BACKGROUND Decreased circulating miR-197-3p was found in patients with recurrent deep vein thrombosis (DVT), but the specific role of miR-197-3p needs further exploration. MATERIALS AND METHODS Venous blood samples were collected from DVT patients and healthy controls, and peripheral blood mononuclear cells (PBMCs) were isolated to examine the expression patterns of miR-197-3p, CXCR2 and COX2 by qRT-PCR. Human umbilical vein endothelial cells (HUVECs) were further used as a cellular model to investigate the role of the miR-197-3p/CXCR2/COX2 axis in regulating cell viability, angiogenesis, and inflammation, which were determined by MTT assay, Matrigel-based tube formation assay, and enzyme-linked immunosorbent assay, respectively. Dual-luciferase reporter assay was used to examine the interactions between miR-198-3p and CXCR2. Expression of NF-κB p65 was examined by western blot to investigate whether the NF-κB pathway was involved in the regulatory effect of miR-197-3p on DVT. RESULTS miR-197-3p was decreased in PBMCs of patients with DVT, while CXCR2 and COX2 were increased compared to the healthy controls. In HUVECs, overexpression of miR-197-3p reduced CXCR2 levels and inhibited cell viability, angiogenesis, and release of inflammatory cytokines including TNF-α, IL-1β, and IL-6, which were reversed by miR-197-3p inhibition. Dual-luciferase reporter assay indicated miR-197-3p directly bound to CXCR2. CXCR2 further upregulated the expression of COX2 and activated the NF-κB pathway, promoting cell viability, angiogenesis and release of inflammatory cytokines in HUVECs. The effect of miR-197-3p inhibition on cell viability, angiogenesis and inflammation of HUVECs could be reversed by CXCR2 silencing. CONCLUSION MiR-197-3p affected viability, angiogenesis and inflammation of endothelial cells by targeting CXCR2/COX2 axis in vitro. Our findings provided a novel theoretical basis to investigate more effective therapies for DVT.

中文翻译：

---

MiR-197-3p 通过靶向 CXCR2/COX2 轴影响内皮细胞的血管生成和炎症。

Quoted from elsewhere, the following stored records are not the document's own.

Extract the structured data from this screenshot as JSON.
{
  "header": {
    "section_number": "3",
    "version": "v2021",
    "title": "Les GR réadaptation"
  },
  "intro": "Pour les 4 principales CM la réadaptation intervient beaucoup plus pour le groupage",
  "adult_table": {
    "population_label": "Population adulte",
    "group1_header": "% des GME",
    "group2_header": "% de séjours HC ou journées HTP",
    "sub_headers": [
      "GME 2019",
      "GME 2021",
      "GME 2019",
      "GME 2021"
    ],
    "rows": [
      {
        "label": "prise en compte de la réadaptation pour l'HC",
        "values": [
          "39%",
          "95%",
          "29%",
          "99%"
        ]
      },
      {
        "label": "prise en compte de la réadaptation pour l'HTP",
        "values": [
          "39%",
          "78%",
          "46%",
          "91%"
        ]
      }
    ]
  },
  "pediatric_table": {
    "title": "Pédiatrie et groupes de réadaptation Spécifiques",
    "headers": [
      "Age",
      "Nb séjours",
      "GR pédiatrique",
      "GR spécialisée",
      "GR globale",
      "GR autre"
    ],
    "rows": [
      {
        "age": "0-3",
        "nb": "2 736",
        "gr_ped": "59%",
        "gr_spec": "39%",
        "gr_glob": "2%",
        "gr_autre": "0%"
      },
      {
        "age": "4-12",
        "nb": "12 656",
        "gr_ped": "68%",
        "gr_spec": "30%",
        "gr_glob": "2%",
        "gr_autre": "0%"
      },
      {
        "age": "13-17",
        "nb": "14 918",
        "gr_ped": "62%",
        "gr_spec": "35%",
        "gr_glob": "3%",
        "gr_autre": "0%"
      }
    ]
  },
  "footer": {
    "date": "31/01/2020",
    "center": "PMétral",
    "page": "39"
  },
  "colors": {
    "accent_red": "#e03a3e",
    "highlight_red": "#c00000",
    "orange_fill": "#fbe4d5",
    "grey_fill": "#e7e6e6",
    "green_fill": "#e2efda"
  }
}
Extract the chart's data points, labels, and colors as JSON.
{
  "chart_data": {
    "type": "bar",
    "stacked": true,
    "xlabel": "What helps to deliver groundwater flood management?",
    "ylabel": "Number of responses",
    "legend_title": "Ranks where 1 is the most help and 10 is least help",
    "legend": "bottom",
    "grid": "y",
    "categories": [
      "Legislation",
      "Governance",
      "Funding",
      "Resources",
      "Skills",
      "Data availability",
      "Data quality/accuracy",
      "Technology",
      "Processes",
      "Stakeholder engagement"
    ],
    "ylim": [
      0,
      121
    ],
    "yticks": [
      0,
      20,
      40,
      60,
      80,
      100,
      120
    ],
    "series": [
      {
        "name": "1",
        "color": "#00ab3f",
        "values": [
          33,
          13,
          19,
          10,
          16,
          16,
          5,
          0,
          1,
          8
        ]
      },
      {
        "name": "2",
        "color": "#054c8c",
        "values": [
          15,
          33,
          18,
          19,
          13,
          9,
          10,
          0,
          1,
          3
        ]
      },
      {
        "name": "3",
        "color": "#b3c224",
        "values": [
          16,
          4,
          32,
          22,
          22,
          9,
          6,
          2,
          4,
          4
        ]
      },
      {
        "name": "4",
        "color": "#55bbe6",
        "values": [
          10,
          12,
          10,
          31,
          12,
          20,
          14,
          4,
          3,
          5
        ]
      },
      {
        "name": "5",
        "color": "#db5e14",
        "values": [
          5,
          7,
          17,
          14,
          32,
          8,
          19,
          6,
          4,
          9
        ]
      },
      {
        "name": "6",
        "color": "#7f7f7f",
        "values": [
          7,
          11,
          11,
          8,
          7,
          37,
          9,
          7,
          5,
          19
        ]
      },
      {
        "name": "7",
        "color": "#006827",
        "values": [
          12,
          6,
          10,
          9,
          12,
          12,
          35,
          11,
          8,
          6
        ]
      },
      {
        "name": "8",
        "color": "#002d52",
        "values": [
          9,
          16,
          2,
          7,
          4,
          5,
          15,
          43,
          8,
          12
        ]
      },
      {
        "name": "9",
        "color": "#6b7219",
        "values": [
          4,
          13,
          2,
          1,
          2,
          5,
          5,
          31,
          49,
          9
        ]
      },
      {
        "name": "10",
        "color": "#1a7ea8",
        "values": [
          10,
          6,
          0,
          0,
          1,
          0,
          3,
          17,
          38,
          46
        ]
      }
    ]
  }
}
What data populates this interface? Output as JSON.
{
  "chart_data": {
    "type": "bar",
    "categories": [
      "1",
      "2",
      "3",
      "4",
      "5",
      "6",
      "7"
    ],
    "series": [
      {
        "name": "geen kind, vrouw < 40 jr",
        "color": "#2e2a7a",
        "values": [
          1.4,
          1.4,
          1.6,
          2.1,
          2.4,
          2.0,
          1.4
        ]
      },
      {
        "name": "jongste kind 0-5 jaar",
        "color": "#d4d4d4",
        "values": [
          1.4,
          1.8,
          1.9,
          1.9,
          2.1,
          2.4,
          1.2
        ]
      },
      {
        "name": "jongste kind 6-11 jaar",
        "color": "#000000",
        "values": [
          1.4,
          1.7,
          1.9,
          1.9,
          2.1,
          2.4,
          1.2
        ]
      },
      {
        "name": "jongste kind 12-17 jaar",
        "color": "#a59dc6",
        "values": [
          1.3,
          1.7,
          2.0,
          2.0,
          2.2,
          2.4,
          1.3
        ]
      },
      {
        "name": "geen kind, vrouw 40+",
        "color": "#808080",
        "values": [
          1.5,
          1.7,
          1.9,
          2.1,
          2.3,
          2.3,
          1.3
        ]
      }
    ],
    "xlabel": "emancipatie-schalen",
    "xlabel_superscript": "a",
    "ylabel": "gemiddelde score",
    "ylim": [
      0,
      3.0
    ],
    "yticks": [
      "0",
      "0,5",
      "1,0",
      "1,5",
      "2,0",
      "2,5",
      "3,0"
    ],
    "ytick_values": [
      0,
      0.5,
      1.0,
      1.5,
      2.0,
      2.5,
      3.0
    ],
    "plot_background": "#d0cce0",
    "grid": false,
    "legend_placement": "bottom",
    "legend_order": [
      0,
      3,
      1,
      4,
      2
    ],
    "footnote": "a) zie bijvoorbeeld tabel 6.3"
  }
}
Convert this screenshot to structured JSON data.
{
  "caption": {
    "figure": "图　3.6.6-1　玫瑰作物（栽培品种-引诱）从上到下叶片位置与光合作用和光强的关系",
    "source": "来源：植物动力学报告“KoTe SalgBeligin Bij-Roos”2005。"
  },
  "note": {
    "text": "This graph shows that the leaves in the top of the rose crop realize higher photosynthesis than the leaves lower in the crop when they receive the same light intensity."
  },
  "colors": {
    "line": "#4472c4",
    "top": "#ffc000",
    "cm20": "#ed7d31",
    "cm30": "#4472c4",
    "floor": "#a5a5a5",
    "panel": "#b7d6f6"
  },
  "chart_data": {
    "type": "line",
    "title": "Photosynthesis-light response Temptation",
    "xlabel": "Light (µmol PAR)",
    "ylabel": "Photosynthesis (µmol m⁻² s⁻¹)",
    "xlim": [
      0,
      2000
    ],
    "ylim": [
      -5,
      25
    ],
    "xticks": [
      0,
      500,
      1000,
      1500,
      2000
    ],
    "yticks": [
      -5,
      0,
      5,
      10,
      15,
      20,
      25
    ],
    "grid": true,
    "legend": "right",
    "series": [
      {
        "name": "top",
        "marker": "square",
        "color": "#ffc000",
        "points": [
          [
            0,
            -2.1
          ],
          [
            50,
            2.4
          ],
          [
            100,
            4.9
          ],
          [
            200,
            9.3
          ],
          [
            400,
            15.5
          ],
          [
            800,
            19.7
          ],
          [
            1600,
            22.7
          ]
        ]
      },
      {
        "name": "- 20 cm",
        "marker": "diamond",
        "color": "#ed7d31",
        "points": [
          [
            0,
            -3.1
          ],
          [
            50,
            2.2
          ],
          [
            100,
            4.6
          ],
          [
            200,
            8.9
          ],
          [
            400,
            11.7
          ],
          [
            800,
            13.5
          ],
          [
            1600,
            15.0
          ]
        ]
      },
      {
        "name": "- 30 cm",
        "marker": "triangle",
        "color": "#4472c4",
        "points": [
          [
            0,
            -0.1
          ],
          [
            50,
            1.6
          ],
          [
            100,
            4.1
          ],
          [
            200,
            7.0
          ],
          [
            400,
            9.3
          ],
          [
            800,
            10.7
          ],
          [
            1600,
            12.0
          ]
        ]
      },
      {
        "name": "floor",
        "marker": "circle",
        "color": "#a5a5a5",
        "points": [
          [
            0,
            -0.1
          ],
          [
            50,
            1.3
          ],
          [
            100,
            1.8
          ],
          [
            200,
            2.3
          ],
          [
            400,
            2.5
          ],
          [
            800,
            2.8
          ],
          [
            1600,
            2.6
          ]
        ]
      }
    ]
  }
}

背景在复发性深静脉血栓形成（DVT）患者中发现循环miR-​​197-3p降低，但miR-197-3p的具体作用需要进一步探索。材料与方法 采集 DVT 患者和健康对照者的静脉血样，分离外周血单个核细胞（PBMCs），通过 qRT-PCR 检测 miR-197-3p、CXCR2 和 COX2 的表达模式。人脐静脉内皮细胞 (HUVEC) 被进一步用作细胞模型，以研究 miR-197-3p/CXCR2/COX2 轴在调节细胞活力、血管生成和炎症中的作用，这些作用通过 MTT 测定、Matrigel-分别基于管形成测定和酶联免疫吸附测定。双荧光素酶报告基因检测用于检查 miR-198-3p 和 CXCR2 之间的相互作用。通过蛋白质印迹检查NF-κB p65的表达以研究NF-κB途径是否参与miR-197-3p对DVT的调节作用。结果 与健康对照组相比，DVT 患者 PBMC 中 miR-197-3p 降低，而 CXCR2 和 COX2 升高。在 HUVECs 中，miR-197-3p 的过表达降低了 CXCR2 水平并抑制了细胞活力、血管生成和包括 TNF-α、IL-1β 和 IL-6 在内的炎性细胞因子的释放，这些被 miR-197-3p 抑制所逆转。双荧光素酶报告基因检测表明 miR-197-3p 直接与 CXCR2 结合。CXCR2 进一步上调 COX2 的表达并激活 NF-κB 通路，促进 HUVECs 中的细胞活力、血管生成和炎性细胞因子的释放。miR-197-3p抑制对细胞活力的影响，HUVEC 的血管生成和炎症可以通过 CXCR2 沉默来逆转。结论 MiR-197-3p在体外通过靶向CXCR2/COX2轴影响内皮细胞的活力、血管生成和炎症。我们的研究结果为研究更有效的 DVT 疗法提供了新的理论基础。